We store in UTC ISO 8601 timestamp with timezone on postgresql (the server timezone is set to UTC)
Beware the it's often only offset that is stored in the db, not the actual timezone. This may be a problem with daylight savings and timezone changes. Especially when you're making an app for planning events in the future or similar. This is a good read: https://codeblog.jonskeet.uk/2019/03/27/storing-utc-is-not-a-silver-bullet/
Thanks for the link. I decided to store timestamp with time zon and not utc after reading some more.
I prefer storing timestamps always in UTC. Dealing with timezones is error prone and I want to limit those errors to the presentation layer and leave db and business logic free from that.
Just to give a counter voice; https://www.google.nl/amp/s/codeblog.jonskeet.uk/2019/03/27/storing-utc-is-not-a-silver-bullet/amp/
Hehe ^^
my experience from fixing dates in a database: • Brasil gov decided to backdown on the DST hour change, so we got to update 2M of entries which will get invalid dates after nov 2019. • the source for the date was expressed in local time, but developer decided it would be better store them in UTC. Ghost hours can not be converted on runtime back to local time. Conclusions: • Store the data faithfull to the source. • Do convertions on runtime, don't store the converted dates • Is you're not scheduling processes represent dates as string. • Rather than writing a smart update clause, just go entry by entry by id, it will take more time, but you will know what you change in case you mess up
This is a good read if you’re going to use postgres http://blog.untrod.com/2016/08/actually-understanding-timezones-in-postgresql.html
@valtteri Thanks I am looking at it. Back then I used the same approach, Timestamp in utc on the server, but since I started using the ISO format everyhwere it is tempting to store it like that in the database too.
How about UNIX timestamps, i.e. seconds since epoch? That's timezone agnostic as well, right? I am not an expert and genuinely curious.

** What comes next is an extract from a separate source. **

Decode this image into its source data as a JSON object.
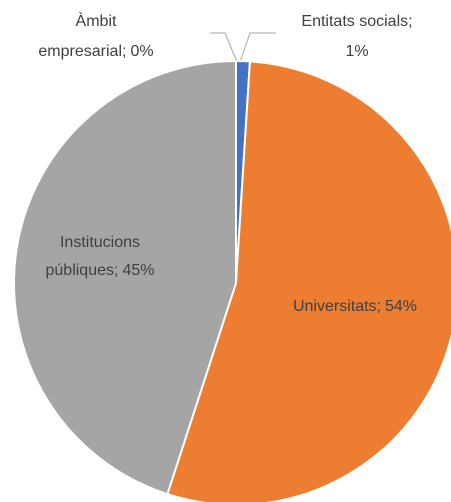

Someone at work was testing some stuff last month and entered a date twenty years in the future... and things broke... I hope to have retired from software development well before then 🙂
y2k38 is only 18 years plus change away! 🙂
Long to the rescue!
I wonder if we will see the day where IPv6 is running out of adresses when all the planets in our solar system are under bot control and every nanobot has its own IP.
You can assign an IPv6 address to each grain of sand on approximately 340 billion planets like earth according to https://skeptics.stackexchange.com/questions/4508/can-every-grain-of-sand-be-addressed-in-ipv6
I'm sure IPv8 will be created with larger addresses, when it is needed. And then will take decades after that to become mainstream.